When my mom was diagnosed with appendix cancer, I was told not to let her see me in pain or cry for her. So I followed that advice. The last thing I wanted to do was make my mom feel like she was a burden, or make her think about something that wasn't already bothering her. I didn't want to burden her either.
But throughout her appendix cancer treatment, I learned that allowing myself to lean on her was one way I could be there for her.
My mom's appendix cancer treatment
After my mom was diagnosed with appendix cancer in 2009, she was given 12-18 months to live. I was devastated. Cancer was something that happened to other people. Not my mom. She is my best friend. I still need her here.
I couldn't help but wonder where that left me. I was in my late 20s with my whole life ahead of me, and I expected my mom to be there each step of the way.
My mom had always been there for me. But now it was my turn to be the strong one. Five years later, my mom is still here and still fighting. She underwent a year of chemotherapy, then came to MD Anderson for a 16-hour Hyperthermic Intraperitoneal Chemotherapy procedure, a type of treatment in which a surgeon administers chemotherapy directly to the abdominal cavity. She's currently undergoing oral chemo and radiation therapy.While my mom is still fighting, we know her time is still limited.
During this time, I learned to be very emotionally introverted. I could talk about factual information like cancer, but I learned to never disclose anything that made me emotionally vulnerable. But it just wasn't me. And it wasn't the mother-daughter relationship that my mom and I had known.
Opening up to my mom
Eventually, I broke down to a friend and fellow appendix cancer caregiver.
Her response to me was, "Aww, you're heart broken. Let your mom take care of her baby, and you let your mother mend your heart one more time." Suddenly, everything clicked.
I realized I'm never going to get this time back with my mom. Now is the time that I don't have to be afraid, devastated, or silent all on my own. I was wasting precious time I had left with my mom by putting a wall in-between us.
Throughout her treatment, my mom and I had always been close, able to talk, laugh and make memories, but we weren't able to be there for each other the way we both needed.
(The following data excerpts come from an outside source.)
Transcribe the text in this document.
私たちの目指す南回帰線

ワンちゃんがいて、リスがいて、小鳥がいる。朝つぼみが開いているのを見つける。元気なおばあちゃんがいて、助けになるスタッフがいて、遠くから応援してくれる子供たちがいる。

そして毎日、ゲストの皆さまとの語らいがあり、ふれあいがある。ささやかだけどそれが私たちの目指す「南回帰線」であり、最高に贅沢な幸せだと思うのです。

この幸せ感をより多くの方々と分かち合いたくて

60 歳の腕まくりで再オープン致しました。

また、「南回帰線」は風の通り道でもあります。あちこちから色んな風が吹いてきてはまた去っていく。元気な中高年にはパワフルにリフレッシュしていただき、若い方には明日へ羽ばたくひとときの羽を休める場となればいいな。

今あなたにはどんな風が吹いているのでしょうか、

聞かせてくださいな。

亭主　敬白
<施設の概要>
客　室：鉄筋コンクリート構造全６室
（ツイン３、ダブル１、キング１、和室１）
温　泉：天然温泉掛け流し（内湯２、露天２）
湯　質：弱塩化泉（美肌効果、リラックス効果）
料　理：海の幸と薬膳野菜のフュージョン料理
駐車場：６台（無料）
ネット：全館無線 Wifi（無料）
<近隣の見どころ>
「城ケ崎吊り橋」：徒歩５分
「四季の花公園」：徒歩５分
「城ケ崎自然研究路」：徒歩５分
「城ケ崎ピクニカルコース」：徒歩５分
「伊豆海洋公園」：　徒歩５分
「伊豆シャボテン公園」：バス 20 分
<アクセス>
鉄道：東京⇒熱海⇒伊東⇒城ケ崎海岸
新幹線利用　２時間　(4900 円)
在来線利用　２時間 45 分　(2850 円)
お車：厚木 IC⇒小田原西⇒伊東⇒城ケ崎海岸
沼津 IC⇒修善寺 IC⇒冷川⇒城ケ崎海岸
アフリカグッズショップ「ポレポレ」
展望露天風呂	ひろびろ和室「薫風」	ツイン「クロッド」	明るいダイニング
I want my mom to know everything I am feeling and thinking, and I want to know everything about her.
Since my conversation with my friend, my relationship with my mom has changed for the better. We're able to talk about everything now. We even created a code word -- "daffodils" -- that we use when things get too difficult. It's our way of telling each other that we should change the subject and revisit that topic later. My mom is helping me mend my broken heart and preparing for what's to come.
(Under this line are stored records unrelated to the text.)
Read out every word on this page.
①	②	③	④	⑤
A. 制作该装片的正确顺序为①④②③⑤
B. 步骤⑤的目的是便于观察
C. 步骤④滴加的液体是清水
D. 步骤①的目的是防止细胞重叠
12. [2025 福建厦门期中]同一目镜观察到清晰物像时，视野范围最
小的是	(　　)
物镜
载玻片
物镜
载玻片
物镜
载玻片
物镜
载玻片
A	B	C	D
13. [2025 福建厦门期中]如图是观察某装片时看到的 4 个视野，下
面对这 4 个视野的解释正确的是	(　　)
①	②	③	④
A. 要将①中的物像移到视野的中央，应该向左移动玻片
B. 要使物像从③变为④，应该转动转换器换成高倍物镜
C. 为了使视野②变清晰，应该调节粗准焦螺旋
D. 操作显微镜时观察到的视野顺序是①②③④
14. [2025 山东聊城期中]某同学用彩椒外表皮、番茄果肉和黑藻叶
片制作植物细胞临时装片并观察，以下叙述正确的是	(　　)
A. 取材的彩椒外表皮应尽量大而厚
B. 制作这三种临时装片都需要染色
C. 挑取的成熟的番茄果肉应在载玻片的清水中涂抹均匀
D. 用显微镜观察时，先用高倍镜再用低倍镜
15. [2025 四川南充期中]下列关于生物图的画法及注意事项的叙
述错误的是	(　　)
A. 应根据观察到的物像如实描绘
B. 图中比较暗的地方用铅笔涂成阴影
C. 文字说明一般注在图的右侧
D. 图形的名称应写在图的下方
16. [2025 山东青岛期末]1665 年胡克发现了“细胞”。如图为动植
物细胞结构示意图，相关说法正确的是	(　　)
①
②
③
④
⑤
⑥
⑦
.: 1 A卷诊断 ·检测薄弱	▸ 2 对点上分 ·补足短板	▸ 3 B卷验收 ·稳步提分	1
We were able to get through her advanced directives and five wishes paperwork, so I know exactly what my mother's wishes are and can say goodbye with the dignity she deserves.
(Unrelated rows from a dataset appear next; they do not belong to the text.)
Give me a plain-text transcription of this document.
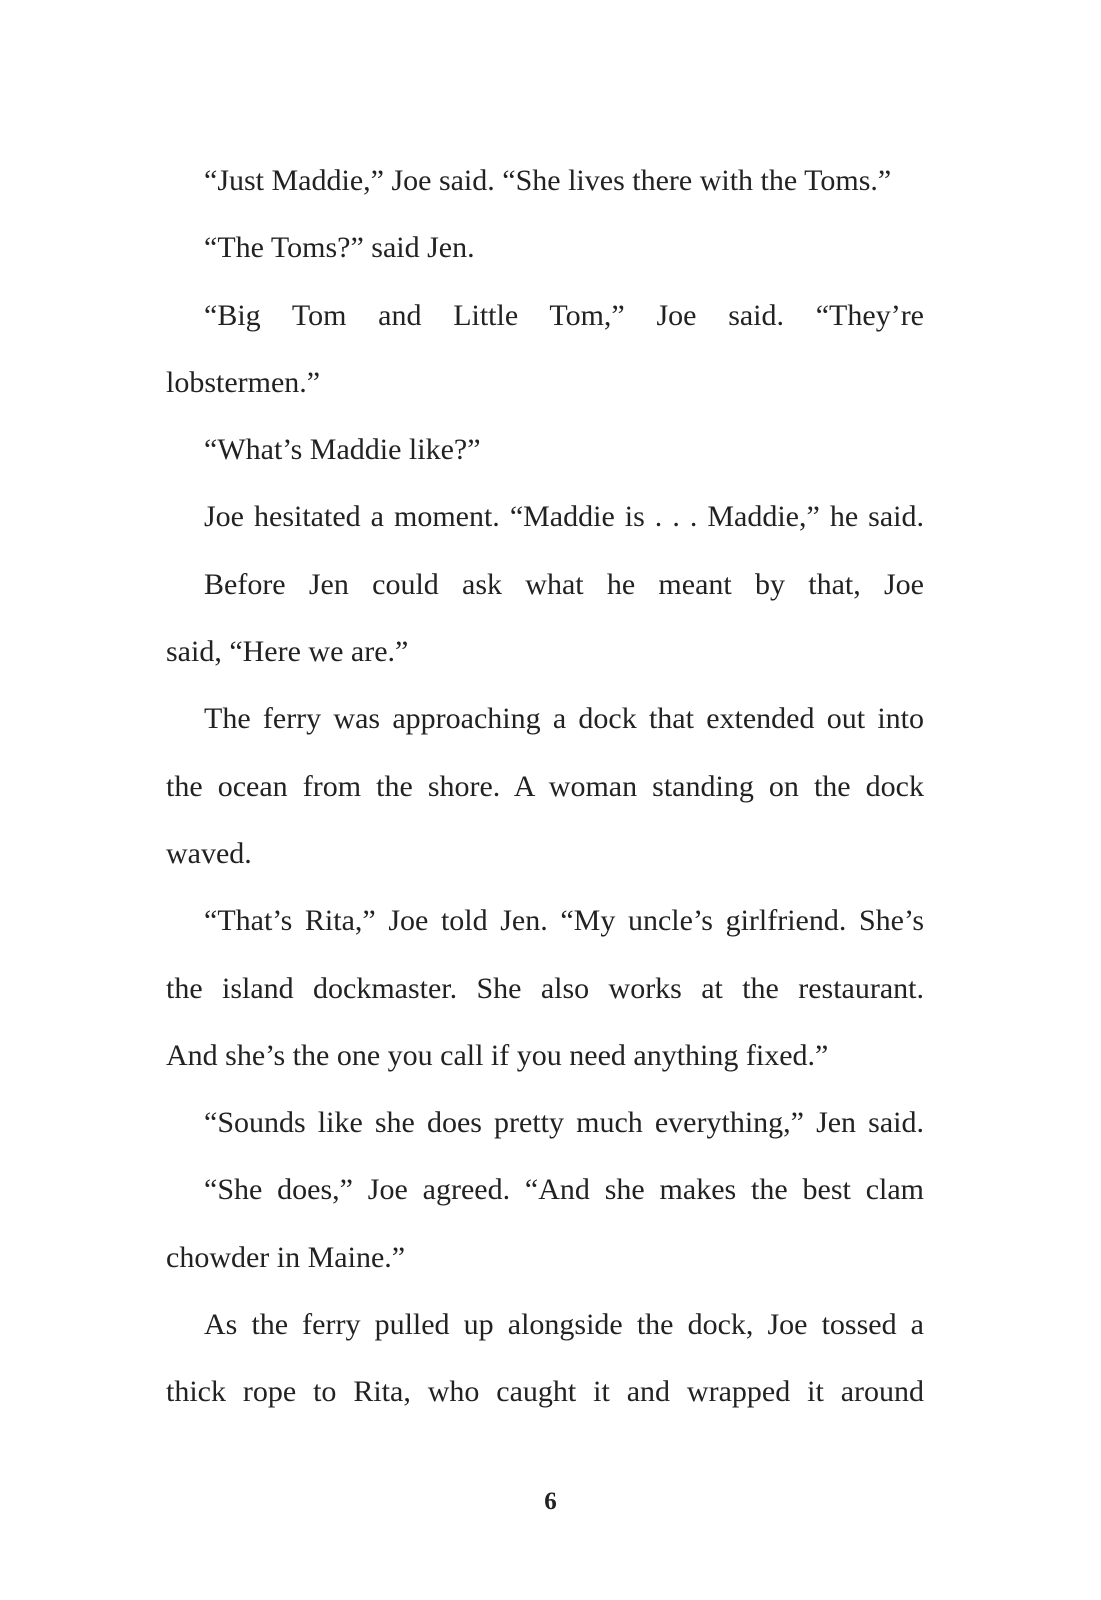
“Just Maddie,” Joe said. “She lives there with the Toms.”
“The Toms?” said Jen.
“Big Tom and Little Tom,” Joe said. “They’re
lobstermen.”
“What’s Maddie like?”
Joe hesitated a moment. “Maddie is . . . Maddie,” he said.
Before Jen could ask what he meant by that, Joe
said, “Here we are.”
The ferry was approaching a dock that extended out into
the ocean from the shore. A woman standing on the dock
waved.
“That’s Rita,” Joe told Jen. “My uncle’s girlfriend. She’s
the island dockmaster. She also works at the restaurant.
And she’s the one you call if you need anything fixed.”
“Sounds like she does pretty much everything,” Jen said.
“She does,” Joe agreed. “And she makes the best clam
chowder in Maine.”
As the ferry pulled up alongside the dock, Joe tossed a
thick rope to Rita, who caught it and wrapped it around
6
Truth is, I have no idea what I am going to do without her in my life, but I would have spent the rest of my life beating myself up if I didn't have these conversations with her.
As caregivers, we get so used to doing so much for our loved ones that we forget to let them care for us, too. By opening up, I gave my mom the chance to be a mom again, and I gave myself the chance to remember what it feels like to be her daughter for a little longer.